Explore Your Listening Data Using SQLite & Datasette

heyarne · October 17, 2021, 9:58am

I posted this in the IRC channels and people suggested I should post this here as well, so here we go.

I created a tool that goes through your listenbrainz listen history and saves it in an SQLite database. In the process of doing so it fetches additional information from Musicbrainz and saves that as well. The result gives me a really neat way to explore my musical history using datasette, here’s a screenshot showing a graph of different releases I listened to on each day:

If you think this sounds interesting, feel free to check it out! You can find the code on https://github.com/heyarne/listenbrainz-to-sqlite.

heyarne · October 17, 2021, 10:12am

Here’s a really neat query I just wrote that your can use to figure out what to play next based on your previous choices!

SELECT
  COUNT(*) count,
  rela.release_artists,
  rec.title recording_title,
  rel.title release_title,
  following_rela.release_artists following_release_artists,
  following_rec.title as following_recording_title,
  following_rel.title as following_release_title,
  l.recording_mbid,
  l.release_mbid,
  following_recording_mbid,
  following_release_mbid
FROM
  (
    SELECT
      *,
      LAG(l.release_mbid) OVER (
        ORDER BY
          listened_at DESC
      ) following_release_mbid,
      LAG(l.recording_mbid) OVER (
        ORDER BY
          listened_at DESC
      ) following_recording_mbid
    FROM
      listens l
  ) l
JOIN
  recordings rec on l.recording_mbid = rec.mbid,
  recordings following_rec on l.following_recording_mbid = following_rec.mbid,
  releases rel on l.release_mbid = rel.mbid,
  releases following_rel on l.following_release_mbid = following_rel.mbid,
  release_artists_label rela on l.release_mbid = rela.release_mbid,
  release_artists_label following_rela on l.following_release_mbid = following_rela.release_mbid
WHERE
  following_recording_mbid IS NOT NULL
  AND LOWER(recording_title) LIKE LOWER('%' || :current_track || '%')
GROUP BY
  l.release_mbid,
  l.following_recording_mbid
ORDER BY
  count DESC;

alastairp · October 21, 2021, 10:19am

Hi @heyarne
This is really neat, thanks for sharing it. I’ve been following a bit of the development of datasette, and I think it’s a neat tool. How do you find it for this kind of analysis?
As I understand, it works only with a local sqlite database, is that right? This means that if you wanted to join anything against it (for example to get more metadata), you’d need to make sure that also exists in the database?..
I’m thinking mostly along the lines of things like your query that uses the recording title to find matches - it’d be nice to use MBIDs here (and now that we’ve fixed the server error bug that you reported, most of your listens should have them), and then look up additional metadata in MusicBrainz based on these items.

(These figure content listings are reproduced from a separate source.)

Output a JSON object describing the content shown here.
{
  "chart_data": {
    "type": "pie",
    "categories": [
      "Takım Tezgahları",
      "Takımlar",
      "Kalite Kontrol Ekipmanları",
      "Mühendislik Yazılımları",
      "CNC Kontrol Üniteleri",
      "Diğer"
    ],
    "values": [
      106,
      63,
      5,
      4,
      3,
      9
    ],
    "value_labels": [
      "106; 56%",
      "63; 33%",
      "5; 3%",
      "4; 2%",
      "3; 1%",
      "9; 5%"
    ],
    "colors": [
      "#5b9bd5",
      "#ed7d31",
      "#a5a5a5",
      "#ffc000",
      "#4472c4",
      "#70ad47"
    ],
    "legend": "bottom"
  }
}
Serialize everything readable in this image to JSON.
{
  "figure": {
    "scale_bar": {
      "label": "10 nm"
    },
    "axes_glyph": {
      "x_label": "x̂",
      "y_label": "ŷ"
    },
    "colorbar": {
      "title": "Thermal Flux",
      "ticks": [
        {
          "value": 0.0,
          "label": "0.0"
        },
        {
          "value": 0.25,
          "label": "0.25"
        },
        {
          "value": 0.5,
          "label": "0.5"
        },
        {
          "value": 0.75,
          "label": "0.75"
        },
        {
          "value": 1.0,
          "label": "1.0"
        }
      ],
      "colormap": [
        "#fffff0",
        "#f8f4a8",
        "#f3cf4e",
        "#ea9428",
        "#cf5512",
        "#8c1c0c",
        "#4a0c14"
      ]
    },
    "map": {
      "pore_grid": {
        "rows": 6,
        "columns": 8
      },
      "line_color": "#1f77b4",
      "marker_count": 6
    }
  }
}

Keep in mind also that we have user stats here, if you come up with any interesting stats then please let us know, we’d love to add more graphs to this page!

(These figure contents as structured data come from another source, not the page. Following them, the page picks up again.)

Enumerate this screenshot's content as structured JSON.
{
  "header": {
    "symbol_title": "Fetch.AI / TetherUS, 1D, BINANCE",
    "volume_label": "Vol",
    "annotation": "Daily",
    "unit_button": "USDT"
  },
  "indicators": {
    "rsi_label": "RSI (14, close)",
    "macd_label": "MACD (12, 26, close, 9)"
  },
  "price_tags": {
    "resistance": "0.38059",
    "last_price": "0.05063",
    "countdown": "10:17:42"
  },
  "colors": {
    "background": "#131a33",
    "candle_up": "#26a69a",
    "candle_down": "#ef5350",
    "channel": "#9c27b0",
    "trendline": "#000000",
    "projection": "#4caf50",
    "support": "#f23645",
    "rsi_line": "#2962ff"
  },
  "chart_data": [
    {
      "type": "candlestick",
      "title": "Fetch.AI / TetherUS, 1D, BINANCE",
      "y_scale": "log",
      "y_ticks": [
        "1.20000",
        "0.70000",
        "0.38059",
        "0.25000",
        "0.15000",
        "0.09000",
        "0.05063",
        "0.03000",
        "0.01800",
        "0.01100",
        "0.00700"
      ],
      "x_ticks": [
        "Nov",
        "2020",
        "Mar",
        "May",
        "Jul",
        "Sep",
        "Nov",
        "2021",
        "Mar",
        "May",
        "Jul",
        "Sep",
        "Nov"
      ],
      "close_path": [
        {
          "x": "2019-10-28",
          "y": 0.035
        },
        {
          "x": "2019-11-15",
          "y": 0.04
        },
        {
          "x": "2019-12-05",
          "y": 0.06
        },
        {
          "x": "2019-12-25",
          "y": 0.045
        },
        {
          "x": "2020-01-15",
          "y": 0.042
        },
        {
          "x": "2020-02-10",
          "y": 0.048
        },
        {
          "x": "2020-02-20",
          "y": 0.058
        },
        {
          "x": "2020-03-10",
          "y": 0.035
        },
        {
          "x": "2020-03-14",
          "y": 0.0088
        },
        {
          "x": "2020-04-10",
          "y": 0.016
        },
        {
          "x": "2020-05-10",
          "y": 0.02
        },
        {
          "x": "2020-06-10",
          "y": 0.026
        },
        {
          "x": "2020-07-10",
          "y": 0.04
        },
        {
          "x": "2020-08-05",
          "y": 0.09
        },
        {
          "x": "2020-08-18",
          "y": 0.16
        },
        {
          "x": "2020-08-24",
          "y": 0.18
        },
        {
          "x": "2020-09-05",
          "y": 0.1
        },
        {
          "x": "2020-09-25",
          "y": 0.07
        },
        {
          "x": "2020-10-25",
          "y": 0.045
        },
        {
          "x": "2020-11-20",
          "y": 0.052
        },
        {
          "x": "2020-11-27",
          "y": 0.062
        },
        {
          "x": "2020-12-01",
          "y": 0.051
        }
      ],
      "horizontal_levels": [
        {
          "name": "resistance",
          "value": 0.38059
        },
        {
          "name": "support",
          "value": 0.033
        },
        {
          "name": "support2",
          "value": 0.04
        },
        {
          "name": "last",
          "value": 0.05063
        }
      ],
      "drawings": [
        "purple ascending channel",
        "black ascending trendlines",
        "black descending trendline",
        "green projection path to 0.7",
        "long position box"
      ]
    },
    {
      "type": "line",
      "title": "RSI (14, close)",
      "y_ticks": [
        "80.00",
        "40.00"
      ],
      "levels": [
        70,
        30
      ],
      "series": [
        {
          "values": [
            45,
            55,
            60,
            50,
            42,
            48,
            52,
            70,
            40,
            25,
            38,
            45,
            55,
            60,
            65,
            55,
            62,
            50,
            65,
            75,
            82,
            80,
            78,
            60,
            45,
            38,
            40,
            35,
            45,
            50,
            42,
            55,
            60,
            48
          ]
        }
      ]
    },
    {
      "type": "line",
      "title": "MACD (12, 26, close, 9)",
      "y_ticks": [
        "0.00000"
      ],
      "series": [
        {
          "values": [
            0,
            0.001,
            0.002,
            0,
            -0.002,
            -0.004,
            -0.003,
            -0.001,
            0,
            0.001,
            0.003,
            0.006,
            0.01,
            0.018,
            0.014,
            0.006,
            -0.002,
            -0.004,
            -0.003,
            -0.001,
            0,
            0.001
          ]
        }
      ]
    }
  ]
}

Regarding the recommendations for new music to listen to, also take a look at the beginning of our recommendation engine, troi: https://github.com/metabrainz/troi-recommendation-playground/. This is designed to help people build pipelines that take data in from many different sources and use it to generate a playlist of songs to listen to.

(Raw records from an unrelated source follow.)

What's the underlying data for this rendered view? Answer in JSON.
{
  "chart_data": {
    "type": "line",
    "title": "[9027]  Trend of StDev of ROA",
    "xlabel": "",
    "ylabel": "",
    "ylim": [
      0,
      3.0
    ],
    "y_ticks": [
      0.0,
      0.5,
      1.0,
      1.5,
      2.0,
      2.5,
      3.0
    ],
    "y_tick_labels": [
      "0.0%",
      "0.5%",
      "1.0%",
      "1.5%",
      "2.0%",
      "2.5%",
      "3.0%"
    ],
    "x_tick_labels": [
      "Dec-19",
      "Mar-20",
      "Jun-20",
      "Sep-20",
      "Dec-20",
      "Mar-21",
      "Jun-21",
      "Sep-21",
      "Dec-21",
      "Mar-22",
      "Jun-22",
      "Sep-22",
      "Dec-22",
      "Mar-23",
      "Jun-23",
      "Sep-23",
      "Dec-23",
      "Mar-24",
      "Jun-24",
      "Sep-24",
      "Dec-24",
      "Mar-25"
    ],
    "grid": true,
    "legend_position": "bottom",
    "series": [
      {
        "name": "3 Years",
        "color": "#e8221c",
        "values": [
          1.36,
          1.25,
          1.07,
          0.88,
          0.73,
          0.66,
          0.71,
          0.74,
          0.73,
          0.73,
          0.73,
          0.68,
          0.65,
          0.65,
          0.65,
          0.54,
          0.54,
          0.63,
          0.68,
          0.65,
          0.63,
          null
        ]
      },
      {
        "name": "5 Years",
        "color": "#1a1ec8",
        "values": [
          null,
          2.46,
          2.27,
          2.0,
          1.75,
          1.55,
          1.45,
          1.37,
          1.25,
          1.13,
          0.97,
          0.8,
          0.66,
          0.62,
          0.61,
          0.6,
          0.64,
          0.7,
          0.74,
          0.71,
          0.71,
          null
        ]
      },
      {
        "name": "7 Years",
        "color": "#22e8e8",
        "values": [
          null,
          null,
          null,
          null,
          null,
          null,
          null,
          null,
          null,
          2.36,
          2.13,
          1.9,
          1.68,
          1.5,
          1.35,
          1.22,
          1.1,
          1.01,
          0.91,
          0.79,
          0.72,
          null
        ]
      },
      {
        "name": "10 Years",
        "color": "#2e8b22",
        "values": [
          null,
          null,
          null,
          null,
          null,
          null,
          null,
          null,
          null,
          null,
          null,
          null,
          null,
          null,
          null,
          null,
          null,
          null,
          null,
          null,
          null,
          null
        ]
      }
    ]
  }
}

thanks again for the demo!

heyarne · October 21, 2021, 11:00am

Thank you for your input and your links! I am aware of the stats page and use it often, troi also looks very interesting.

Datasette works with a local SQLite database, that is correct. I am using the MBIDs to fetch information on artists, releases, and recordings and store it in this database. This creates a small Musicbrainz dump if you will that can be explored based on what your listening habits are. My personal motivation was that I really like the yearly retrospect Spotify gives to listeners, but I want to avoid Spotify itself. I thought “I can do this myself” and this tool is one building block for that.

I remember stumbling over a Jira ticket that listed some of Last.fm’s features that would be nice-to-have for Listenbrainz (this one), and I imagine it to be fairly straightforward to prototype some of those (“When did I start listening to XYZ”), which were on that list, plus maybe more (“What’s the kind of music I listen to during night times / when taking a shower in the morning / …?”). It’s also a playground for me for some of the things that aren’t easily doable in the Listenbrainz interface, so if I hit something interesting there, I’ll definitely share it! Maybe others will enjoy it as well.